While almost everybody has a messy relationship in the past, weddings are primarily feel-good affairs. People attend weddings to sing, dance and have a good time. So adopt a warm and outgoing attitude so that men will feel comfortable approaching you when there’s an opportunity. Be casual in your conversation and leave the sob stories about your past or present at home. Avoid cribbing about other guests, and especially about the bride/groom – showing up anyone in a negative light is bound to reflect on you poorly and many a potential partner may be put off. And even though, many couples allow single guests to bring dates, try and avoid bringing a date to the wedding. Having a male date accompany you to the wedding will likely discourage any single male guests from approaching you. In fact an article at Fox News1 has an interesting take on the differences between men and women as regards bringing a date to a wedding. While women are more likely to let just about anyone tag along for fear of appearing single, men are reluctant to take a date unless they are quite serious about the partner.
Look your best
Show up at the wedding looking your absolute best since this will definitely give you an edge in your efforts at meeting singles. Get a manicure, pedicure and maybe even a facial and ensure that your hair is nicely styled. Take the time to look beautiful and feel your best. At the same time though, make sure your make up is subtle and your dress appropriate. Don’t go overboard with the perfume or jewelry. Keep in mind that this is the bride’s special day and any obvious attempts to overshadow her will be in bad taste.
Keep a level head
For many, weddings are the occasion to be merry, bask in general feeling of happiness and leave troublesome thoughts behind. However don’t turn this into an excuse to pig out or get drunk. Control your eating and drinking behaviors at the reception since nothing is quite as unattractive to a man as a woman who makes a spectacle of herself. Eat, drink and dance with good cheer but in a way that does not appear distasteful.
Keep it simple
If you are lucky enough to meet someone, keep things casual. Find out what his likes and dislikes are and try to steer the conversation in that direction. Be genuinely interested in who he is as a person, and try to have as much fun as you can — but don’t force chemistry if you feel it isn’t there; above all don’t get maudlin and weepy about how alone and miserable your life is as a single – for all you know, the poor guy may take fright and head for the nearest exit.

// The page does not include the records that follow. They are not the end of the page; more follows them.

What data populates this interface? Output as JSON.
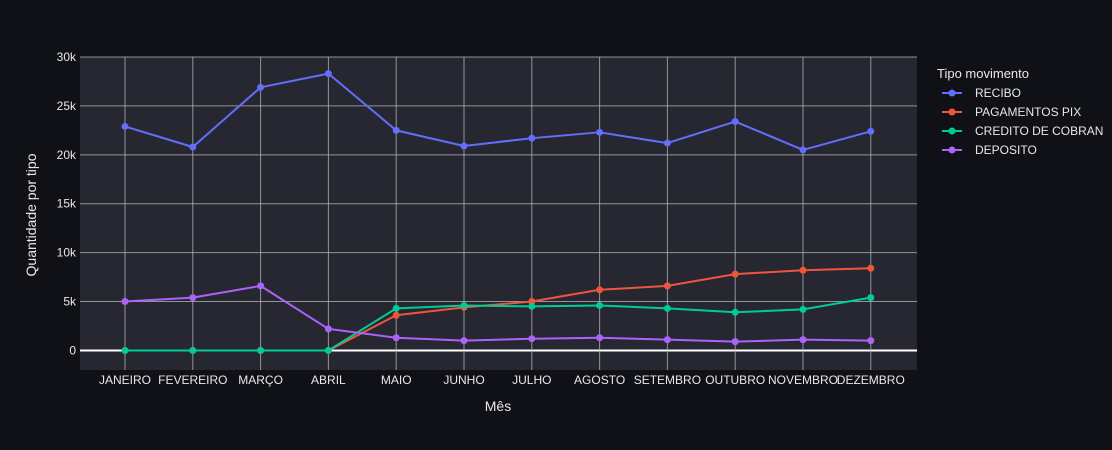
{
  "chart_data": {
    "type": "line",
    "xlabel": "Mês",
    "ylabel": "Quantidade por tipo",
    "ylim": [
      -2000,
      30000
    ],
    "yticks": [
      0,
      5000,
      10000,
      15000,
      20000,
      25000,
      30000
    ],
    "ytick_labels": [
      "0",
      "5k",
      "10k",
      "15k",
      "20k",
      "25k",
      "30k"
    ],
    "grid": true,
    "legend_title": "Tipo movimento",
    "legend_position": "right",
    "categories": [
      "JANEIRO",
      "FEVEREIRO",
      "MARÇO",
      "ABRIL",
      "MAIO",
      "JUNHO",
      "JULHO",
      "AGOSTO",
      "SETEMBRO",
      "OUTUBRO",
      "NOVEMBRO",
      "DEZEMBRO"
    ],
    "series": [
      {
        "name": "RECIBO",
        "color": "#636efa",
        "values": [
          22900,
          20800,
          26900,
          28300,
          22500,
          20900,
          21700,
          22300,
          21200,
          23400,
          20500,
          22400
        ]
      },
      {
        "name": "PAGAMENTOS PIX",
        "color": "#ef553b",
        "values": [
          0,
          0,
          0,
          0,
          3600,
          4400,
          5000,
          6200,
          6600,
          7800,
          8200,
          8400
        ]
      },
      {
        "name": "CREDITO DE COBRAN",
        "color": "#00cc96",
        "values": [
          0,
          0,
          0,
          0,
          4300,
          4600,
          4500,
          4600,
          4300,
          3900,
          4200,
          5400
        ]
      },
      {
        "name": "DEPOSITO",
        "color": "#ab63fa",
        "values": [
          5000,
          5400,
          6600,
          2200,
          1300,
          1000,
          1200,
          1300,
          1100,
          900,
          1100,
          1000
        ]
      }
    ]
  }
}
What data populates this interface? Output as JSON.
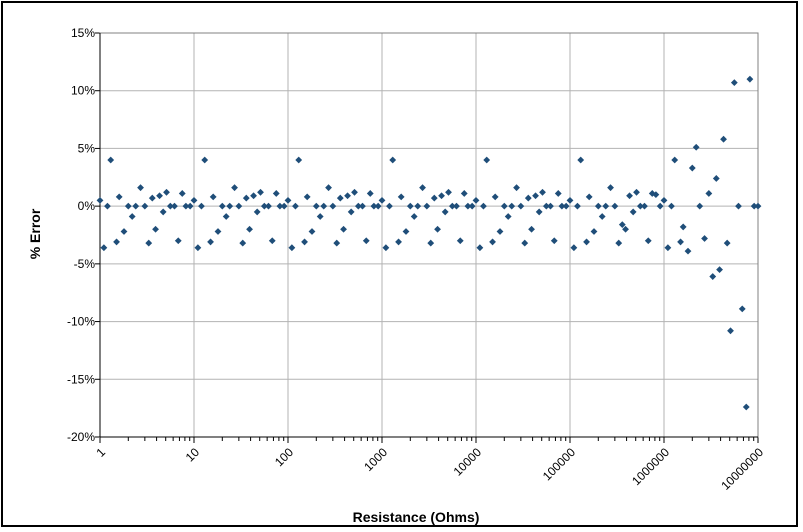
{
  "chart_data": {
    "type": "scatter",
    "title": "",
    "xlabel": "Resistance (Ohms)",
    "ylabel": "% Error",
    "x_scale": "log",
    "xlim": [
      1,
      10000000
    ],
    "ylim": [
      -20,
      15
    ],
    "x_tick_labels": [
      "1",
      "10",
      "100",
      "1000",
      "10000",
      "100000",
      "1000000",
      "10000000"
    ],
    "y_tick_labels": [
      "-20%",
      "-15%",
      "-10%",
      "-5%",
      "0%",
      "5%",
      "10%",
      "15%"
    ],
    "y_tick_values": [
      -20,
      -15,
      -10,
      -5,
      0,
      5,
      10,
      15
    ],
    "grid": true,
    "legend": "none",
    "marker_color": "#1F4E79",
    "series": [
      {
        "x": [
          1,
          1.1,
          1.2,
          1.3,
          1.5,
          1.6,
          1.8,
          2,
          2.2,
          2.4,
          2.7,
          3,
          3.3,
          3.6,
          3.9,
          4.3,
          4.7,
          5.1,
          5.6,
          6.2,
          6.8,
          7.5,
          8.2,
          9.1,
          10,
          11,
          12,
          13,
          15,
          16,
          18,
          20,
          22,
          24,
          27,
          30,
          33,
          36,
          39,
          43,
          47,
          51,
          56,
          62,
          68,
          75,
          82,
          91,
          100,
          110,
          120,
          130,
          150,
          160,
          180,
          200,
          220,
          240,
          270,
          300,
          330,
          360,
          390,
          430,
          470,
          510,
          560,
          620,
          680,
          750,
          820,
          910,
          1000,
          1100,
          1200,
          1300,
          1500,
          1600,
          1800,
          2000,
          2200,
          2400,
          2700,
          3000,
          3300,
          3600,
          3900,
          4300,
          4700,
          5100,
          5600,
          6200,
          6800,
          7500,
          8200,
          9100,
          10000,
          11000,
          12000,
          13000,
          15000,
          16000,
          18000,
          20000,
          22000,
          24000,
          27000,
          30000,
          33000,
          36000,
          39000,
          43000,
          47000,
          51000,
          56000,
          62000,
          68000,
          75000,
          82000,
          91000,
          100000,
          110000,
          120000,
          130000,
          150000,
          160000,
          180000,
          200000,
          220000,
          240000,
          270000,
          300000,
          330000,
          360000,
          390000,
          430000,
          470000,
          510000,
          560000,
          620000,
          680000,
          750000,
          820000,
          910000,
          1000000,
          1100000,
          1200000,
          1300000,
          1500000,
          1600000,
          1800000,
          2000000,
          2200000,
          2400000,
          2700000,
          3000000,
          3300000,
          3600000,
          3900000,
          4300000,
          4700000,
          5100000,
          5600000,
          6200000,
          6800000,
          7500000,
          8200000,
          9100000,
          10000000
        ],
        "y": [
          0.5,
          -3.6,
          0,
          4.0,
          -3.1,
          0.8,
          -2.2,
          0,
          -0.9,
          0,
          1.6,
          0,
          -3.2,
          0.7,
          -2.0,
          0.9,
          -0.5,
          1.2,
          0,
          0,
          -3.0,
          1.1,
          0,
          0,
          0.5,
          -3.6,
          0,
          4.0,
          -3.1,
          0.8,
          -2.2,
          0,
          -0.9,
          0,
          1.6,
          0,
          -3.2,
          0.7,
          -2.0,
          0.9,
          -0.5,
          1.2,
          0,
          0,
          -3.0,
          1.1,
          0,
          0,
          0.5,
          -3.6,
          0,
          4.0,
          -3.1,
          0.8,
          -2.2,
          0,
          -0.9,
          0,
          1.6,
          0,
          -3.2,
          0.7,
          -2.0,
          0.9,
          -0.5,
          1.2,
          0,
          0,
          -3.0,
          1.1,
          0,
          0,
          0.5,
          -3.6,
          0,
          4.0,
          -3.1,
          0.8,
          -2.2,
          0,
          -0.9,
          0,
          1.6,
          0,
          -3.2,
          0.7,
          -2.0,
          0.9,
          -0.5,
          1.2,
          0,
          0,
          -3.0,
          1.1,
          0,
          0,
          0.5,
          -3.6,
          0,
          4.0,
          -3.1,
          0.8,
          -2.2,
          0,
          -0.9,
          0,
          1.6,
          0,
          -3.2,
          0.7,
          -2.0,
          0.9,
          -0.5,
          1.2,
          0,
          0,
          -3.0,
          1.1,
          0,
          0,
          0.5,
          -3.6,
          0,
          4.0,
          -3.1,
          0.8,
          -2.2,
          0,
          -0.9,
          0,
          1.6,
          0,
          -3.2,
          -1.6,
          -2.0,
          0.9,
          -0.5,
          1.2,
          0,
          0,
          -3.0,
          1.1,
          1.0,
          0,
          0.5,
          -3.6,
          0,
          4.0,
          -3.1,
          -1.8,
          -3.9,
          3.3,
          5.1,
          0,
          -2.8,
          1.1,
          -6.1,
          2.4,
          -5.5,
          5.8,
          -3.2,
          -10.8,
          10.7,
          0,
          -8.9,
          -17.4,
          11.0,
          0,
          0
        ]
      }
    ]
  }
}
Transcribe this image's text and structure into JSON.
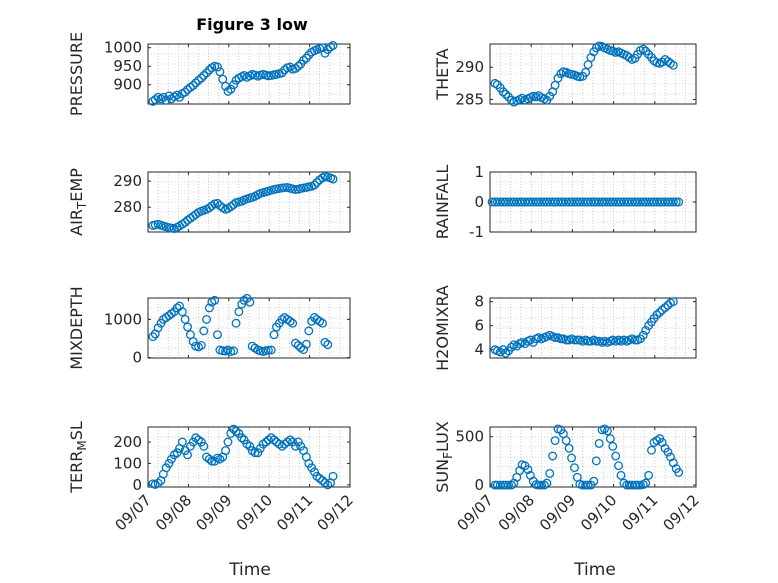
{
  "figure": {
    "title": "Figure 3 low",
    "marker_color": "#0072BD"
  },
  "x_axis": {
    "label": "Time",
    "range": [
      0,
      5
    ],
    "ticks": [
      0,
      1,
      2,
      3,
      4,
      5
    ],
    "tick_labels": [
      "09/07",
      "09/08",
      "09/09",
      "09/10",
      "09/11",
      "09/12"
    ]
  },
  "chart_data": [
    {
      "type": "scatter",
      "ylabel": "PRESSURE",
      "title": "Figure 3 low",
      "ylim": [
        848,
        1010
      ],
      "yticks": [
        900,
        950,
        1000
      ],
      "ytick_labels": [
        "900",
        "950",
        "1000"
      ],
      "x": [
        0.12,
        0.18,
        0.25,
        0.32,
        0.38,
        0.45,
        0.52,
        0.58,
        0.65,
        0.72,
        0.78,
        0.85,
        0.92,
        0.98,
        1.05,
        1.12,
        1.18,
        1.25,
        1.32,
        1.38,
        1.45,
        1.52,
        1.58,
        1.65,
        1.72,
        1.78,
        1.85,
        1.92,
        1.98,
        2.05,
        2.12,
        2.18,
        2.25,
        2.32,
        2.38,
        2.45,
        2.52,
        2.58,
        2.65,
        2.72,
        2.78,
        2.85,
        2.92,
        2.98,
        3.05,
        3.12,
        3.18,
        3.25,
        3.32,
        3.38,
        3.45,
        3.52,
        3.58,
        3.65,
        3.72,
        3.78,
        3.85,
        3.92,
        3.98,
        4.05,
        4.12,
        4.18,
        4.25,
        4.32,
        4.38,
        4.45,
        4.52,
        4.58
      ],
      "y": [
        855,
        860,
        866,
        862,
        866,
        858,
        870,
        862,
        868,
        872,
        866,
        876,
        880,
        887,
        893,
        898,
        905,
        912,
        918,
        925,
        932,
        940,
        946,
        950,
        948,
        935,
        915,
        896,
        882,
        888,
        900,
        912,
        918,
        922,
        925,
        920,
        924,
        928,
        926,
        923,
        926,
        928,
        926,
        924,
        925,
        927,
        928,
        930,
        932,
        940,
        946,
        948,
        942,
        944,
        950,
        956,
        966,
        972,
        980,
        988,
        992,
        995,
        998,
        1000,
        985,
        995,
        1002,
        1006
      ]
    },
    {
      "type": "scatter",
      "ylabel": "THETA",
      "ylim": [
        284.3,
        293.6
      ],
      "yticks": [
        285,
        290
      ],
      "ytick_labels": [
        "285",
        "290"
      ],
      "x": [
        0.12,
        0.18,
        0.25,
        0.32,
        0.38,
        0.45,
        0.52,
        0.58,
        0.65,
        0.72,
        0.78,
        0.85,
        0.92,
        0.98,
        1.05,
        1.12,
        1.18,
        1.25,
        1.32,
        1.38,
        1.45,
        1.52,
        1.58,
        1.65,
        1.72,
        1.78,
        1.85,
        1.92,
        1.98,
        2.05,
        2.12,
        2.18,
        2.25,
        2.32,
        2.38,
        2.45,
        2.52,
        2.58,
        2.65,
        2.72,
        2.78,
        2.85,
        2.92,
        2.98,
        3.05,
        3.12,
        3.18,
        3.25,
        3.32,
        3.38,
        3.45,
        3.52,
        3.58,
        3.65,
        3.72,
        3.78,
        3.85,
        3.92,
        3.98,
        4.05,
        4.12,
        4.18,
        4.25,
        4.32,
        4.38,
        4.45
      ],
      "y": [
        287.5,
        287.3,
        286.8,
        286.2,
        285.8,
        285.4,
        284.9,
        284.6,
        284.8,
        285.0,
        285.2,
        284.9,
        285.1,
        285.3,
        285.5,
        285.4,
        285.6,
        285.3,
        285.1,
        284.9,
        285.5,
        286.2,
        287.2,
        288.3,
        289.0,
        289.3,
        289.2,
        289.0,
        288.9,
        288.8,
        288.6,
        288.5,
        288.6,
        289.2,
        290.4,
        291.5,
        292.4,
        293.0,
        293.3,
        293.2,
        293.0,
        292.8,
        292.6,
        292.5,
        292.3,
        292.4,
        292.2,
        292.0,
        291.8,
        291.5,
        291.2,
        291.4,
        292.0,
        292.6,
        292.8,
        292.5,
        292.0,
        291.5,
        291.0,
        290.7,
        290.6,
        290.8,
        291.2,
        290.9,
        290.6,
        290.3
      ]
    },
    {
      "type": "scatter",
      "ylabel": "AIR_TEMP",
      "ylim": [
        270.5,
        293.5
      ],
      "yticks": [
        280,
        290
      ],
      "ytick_labels": [
        "280",
        "290"
      ],
      "x": [
        0.12,
        0.18,
        0.25,
        0.32,
        0.38,
        0.45,
        0.52,
        0.58,
        0.65,
        0.72,
        0.78,
        0.85,
        0.92,
        0.98,
        1.05,
        1.12,
        1.18,
        1.25,
        1.32,
        1.38,
        1.45,
        1.52,
        1.58,
        1.65,
        1.72,
        1.78,
        1.85,
        1.92,
        1.98,
        2.05,
        2.12,
        2.18,
        2.25,
        2.32,
        2.38,
        2.45,
        2.52,
        2.58,
        2.65,
        2.72,
        2.78,
        2.85,
        2.92,
        2.98,
        3.05,
        3.12,
        3.18,
        3.25,
        3.32,
        3.38,
        3.45,
        3.52,
        3.58,
        3.65,
        3.72,
        3.78,
        3.85,
        3.92,
        3.98,
        4.05,
        4.12,
        4.18,
        4.25,
        4.32,
        4.38,
        4.45,
        4.52,
        4.58
      ],
      "y": [
        273.0,
        273.2,
        273.5,
        273.1,
        272.8,
        272.5,
        272.2,
        272.0,
        271.8,
        272.3,
        272.8,
        273.5,
        274.2,
        275.0,
        275.8,
        276.5,
        277.2,
        278.0,
        278.5,
        278.8,
        279.2,
        279.8,
        280.5,
        281.3,
        281.5,
        280.6,
        279.8,
        279.2,
        279.5,
        280.2,
        281.0,
        281.8,
        282.0,
        282.3,
        282.8,
        283.2,
        283.5,
        283.8,
        284.2,
        284.8,
        285.3,
        285.6,
        285.9,
        286.2,
        286.5,
        286.8,
        287.0,
        287.2,
        287.4,
        287.5,
        287.6,
        287.3,
        287.0,
        286.8,
        286.9,
        287.2,
        287.4,
        287.6,
        287.8,
        288.0,
        288.5,
        289.5,
        290.5,
        291.3,
        291.8,
        291.5,
        291.2,
        290.8
      ]
    },
    {
      "type": "scatter",
      "ylabel": "RAINFALL",
      "ylim": [
        -1,
        1
      ],
      "yticks": [
        -1,
        0,
        1
      ],
      "ytick_labels": [
        "-1",
        "0",
        "1"
      ],
      "x": [
        0.05,
        0.12,
        0.18,
        0.25,
        0.32,
        0.38,
        0.45,
        0.52,
        0.58,
        0.65,
        0.72,
        0.78,
        0.85,
        0.92,
        0.98,
        1.05,
        1.12,
        1.18,
        1.25,
        1.32,
        1.38,
        1.45,
        1.52,
        1.58,
        1.65,
        1.72,
        1.78,
        1.85,
        1.92,
        1.98,
        2.05,
        2.12,
        2.18,
        2.25,
        2.32,
        2.38,
        2.45,
        2.52,
        2.58,
        2.65,
        2.72,
        2.78,
        2.85,
        2.92,
        2.98,
        3.05,
        3.12,
        3.18,
        3.25,
        3.32,
        3.38,
        3.45,
        3.52,
        3.58,
        3.65,
        3.72,
        3.78,
        3.85,
        3.92,
        3.98,
        4.05,
        4.12,
        4.18,
        4.25,
        4.32,
        4.38,
        4.45,
        4.52,
        4.58
      ],
      "y": [
        0,
        0,
        0,
        0,
        0,
        0,
        0,
        0,
        0,
        0,
        0,
        0,
        0,
        0,
        0,
        0,
        0,
        0,
        0,
        0,
        0,
        0,
        0,
        0,
        0,
        0,
        0,
        0,
        0,
        0,
        0,
        0,
        0,
        0,
        0,
        0,
        0,
        0,
        0,
        0,
        0,
        0,
        0,
        0,
        0,
        0,
        0,
        0,
        0,
        0,
        0,
        0,
        0,
        0,
        0,
        0,
        0,
        0,
        0,
        0,
        0,
        0,
        0,
        0,
        0,
        0,
        0,
        0,
        0
      ]
    },
    {
      "type": "scatter",
      "ylabel": "MIXDEPTH",
      "ylim": [
        -10,
        1560
      ],
      "yticks": [
        0,
        1000
      ],
      "ytick_labels": [
        "0",
        "1000"
      ],
      "x": [
        0.12,
        0.18,
        0.25,
        0.32,
        0.38,
        0.45,
        0.52,
        0.58,
        0.65,
        0.72,
        0.78,
        0.85,
        0.92,
        0.98,
        1.05,
        1.12,
        1.18,
        1.25,
        1.32,
        1.38,
        1.45,
        1.52,
        1.58,
        1.65,
        1.72,
        1.78,
        1.85,
        1.92,
        1.98,
        2.05,
        2.12,
        2.18,
        2.25,
        2.32,
        2.38,
        2.45,
        2.52,
        2.58,
        2.65,
        2.72,
        2.78,
        2.85,
        2.92,
        2.98,
        3.05,
        3.12,
        3.18,
        3.25,
        3.32,
        3.38,
        3.45,
        3.52,
        3.58,
        3.65,
        3.72,
        3.78,
        3.85,
        3.92,
        3.98,
        4.05,
        4.12,
        4.18,
        4.25,
        4.32,
        4.38,
        4.45
      ],
      "y": [
        550,
        620,
        780,
        900,
        1000,
        1050,
        1100,
        1150,
        1200,
        1300,
        1350,
        1200,
        1000,
        800,
        600,
        420,
        300,
        280,
        320,
        700,
        1000,
        1300,
        1450,
        1500,
        600,
        200,
        180,
        170,
        200,
        160,
        180,
        900,
        1200,
        1400,
        1500,
        1550,
        1450,
        300,
        250,
        200,
        180,
        160,
        180,
        190,
        200,
        600,
        800,
        900,
        1000,
        1050,
        1000,
        950,
        900,
        380,
        320,
        260,
        210,
        350,
        700,
        950,
        1050,
        1000,
        950,
        900,
        400,
        340
      ]
    },
    {
      "type": "scatter",
      "ylabel": "H2OMIXRA",
      "ylim": [
        3.3,
        8.3
      ],
      "yticks": [
        4,
        6,
        8
      ],
      "ytick_labels": [
        "4",
        "6",
        "8"
      ],
      "x": [
        0.12,
        0.18,
        0.25,
        0.32,
        0.38,
        0.45,
        0.52,
        0.58,
        0.65,
        0.72,
        0.78,
        0.85,
        0.92,
        0.98,
        1.05,
        1.12,
        1.18,
        1.25,
        1.32,
        1.38,
        1.45,
        1.52,
        1.58,
        1.65,
        1.72,
        1.78,
        1.85,
        1.92,
        1.98,
        2.05,
        2.12,
        2.18,
        2.25,
        2.32,
        2.38,
        2.45,
        2.52,
        2.58,
        2.65,
        2.72,
        2.78,
        2.85,
        2.92,
        2.98,
        3.05,
        3.12,
        3.18,
        3.25,
        3.32,
        3.38,
        3.45,
        3.52,
        3.58,
        3.65,
        3.72,
        3.78,
        3.85,
        3.92,
        3.98,
        4.05,
        4.12,
        4.18,
        4.25,
        4.32,
        4.38,
        4.45
      ],
      "y": [
        4.0,
        3.9,
        3.8,
        4.0,
        3.7,
        3.9,
        4.2,
        4.4,
        4.3,
        4.5,
        4.6,
        4.5,
        4.7,
        4.8,
        4.6,
        4.9,
        5.0,
        4.9,
        5.0,
        5.1,
        5.2,
        5.1,
        5.0,
        5.0,
        4.9,
        4.9,
        4.8,
        4.8,
        4.9,
        4.8,
        4.8,
        4.8,
        4.7,
        4.8,
        4.7,
        4.7,
        4.8,
        4.7,
        4.7,
        4.6,
        4.7,
        4.6,
        4.7,
        4.8,
        4.7,
        4.8,
        4.7,
        4.8,
        4.7,
        4.8,
        4.9,
        4.8,
        4.8,
        4.9,
        5.2,
        5.6,
        6.0,
        6.3,
        6.6,
        6.9,
        7.1,
        7.3,
        7.5,
        7.7,
        7.9,
        8.0
      ]
    },
    {
      "type": "scatter",
      "ylabel": "TERR_MSL",
      "ylim": [
        -10,
        270
      ],
      "yticks": [
        0,
        100,
        200
      ],
      "ytick_labels": [
        "0",
        "100",
        "200"
      ],
      "x": [
        0.12,
        0.18,
        0.25,
        0.32,
        0.38,
        0.45,
        0.52,
        0.58,
        0.65,
        0.72,
        0.78,
        0.85,
        0.92,
        0.98,
        1.05,
        1.12,
        1.18,
        1.25,
        1.32,
        1.38,
        1.45,
        1.52,
        1.58,
        1.65,
        1.72,
        1.78,
        1.85,
        1.92,
        1.98,
        2.05,
        2.12,
        2.18,
        2.25,
        2.32,
        2.38,
        2.45,
        2.52,
        2.58,
        2.65,
        2.72,
        2.78,
        2.85,
        2.92,
        2.98,
        3.05,
        3.12,
        3.18,
        3.25,
        3.32,
        3.38,
        3.45,
        3.52,
        3.58,
        3.65,
        3.72,
        3.78,
        3.85,
        3.92,
        3.98,
        4.05,
        4.12,
        4.18,
        4.25,
        4.32,
        4.38,
        4.45,
        4.52,
        4.58
      ],
      "y": [
        5,
        2,
        8,
        20,
        50,
        80,
        100,
        120,
        140,
        150,
        170,
        200,
        160,
        140,
        180,
        200,
        220,
        210,
        200,
        180,
        130,
        120,
        110,
        110,
        125,
        120,
        130,
        160,
        200,
        240,
        260,
        250,
        240,
        220,
        210,
        190,
        180,
        160,
        150,
        150,
        170,
        190,
        200,
        210,
        220,
        210,
        200,
        190,
        180,
        190,
        200,
        210,
        200,
        180,
        200,
        180,
        160,
        130,
        100,
        80,
        60,
        40,
        30,
        20,
        10,
        0,
        10,
        40
      ]
    },
    {
      "type": "scatter",
      "ylabel": "SUN_FLUX",
      "ylim": [
        -20,
        600
      ],
      "yticks": [
        0,
        500
      ],
      "ytick_labels": [
        "0",
        "500"
      ],
      "x": [
        0.12,
        0.18,
        0.25,
        0.32,
        0.38,
        0.45,
        0.52,
        0.58,
        0.65,
        0.72,
        0.78,
        0.85,
        0.92,
        0.98,
        1.05,
        1.12,
        1.18,
        1.25,
        1.32,
        1.38,
        1.45,
        1.52,
        1.58,
        1.65,
        1.72,
        1.78,
        1.85,
        1.92,
        1.98,
        2.05,
        2.12,
        2.18,
        2.25,
        2.32,
        2.38,
        2.45,
        2.52,
        2.58,
        2.65,
        2.72,
        2.78,
        2.85,
        2.92,
        2.98,
        3.05,
        3.12,
        3.18,
        3.25,
        3.32,
        3.38,
        3.45,
        3.52,
        3.58,
        3.65,
        3.72,
        3.78,
        3.85,
        3.92,
        3.98,
        4.05,
        4.12,
        4.18,
        4.25,
        4.32,
        4.38,
        4.45,
        4.52,
        4.58
      ],
      "y": [
        0,
        0,
        0,
        0,
        0,
        0,
        0,
        20,
        80,
        150,
        210,
        200,
        160,
        100,
        40,
        5,
        0,
        0,
        0,
        20,
        120,
        300,
        460,
        580,
        570,
        530,
        460,
        380,
        280,
        180,
        80,
        10,
        0,
        0,
        0,
        0,
        40,
        250,
        430,
        570,
        580,
        560,
        480,
        400,
        300,
        200,
        100,
        20,
        0,
        0,
        0,
        0,
        0,
        0,
        5,
        20,
        100,
        360,
        440,
        460,
        480,
        440,
        380,
        340,
        290,
        230,
        170,
        130
      ]
    }
  ]
}
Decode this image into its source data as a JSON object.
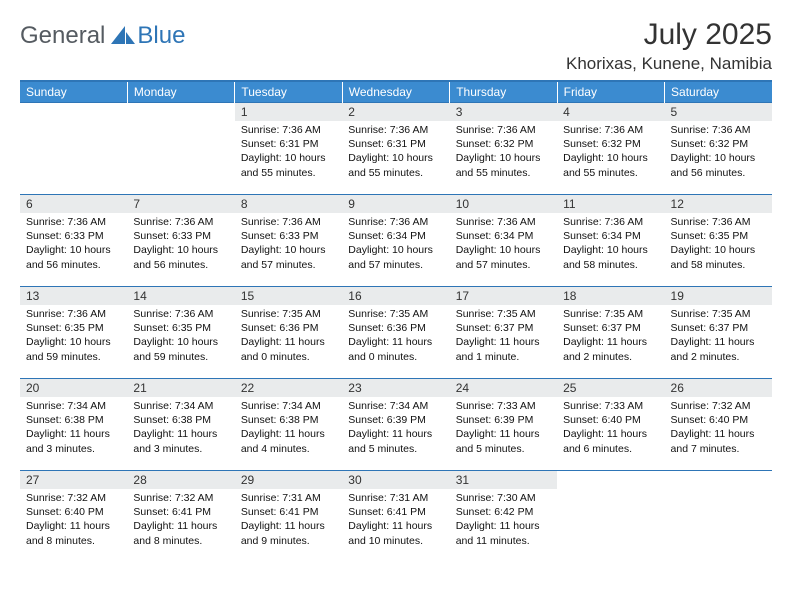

As the wedding reception is winding down and it is time for guests to leave, you may hand him a business card and simply say, “It was nice talking to you, here’s my card” Or “Here’s my card. Give me a call sometime.” The card could have your name, email address and a phone number where you are OK being called at which may not necessarily be your cell number. Say bye quickly and cheerfully so that you can leave him wanting more. If you are seriously taken up with this guy, you can ask the bride or groom about him after they return from their honeymoon. Maybe they can even have a get-together and invite the two of you over if he is interested.
Finally relax, and have fun. Keep in mind that the primary purpose of the event is not to find you a date but to celebrate the bride and her groom on their special day. So smile, dance and have a good time. Catch the bouquet and enjoy the evening and who knows the lovely energy you radiate may attract a nice eligible guy to you.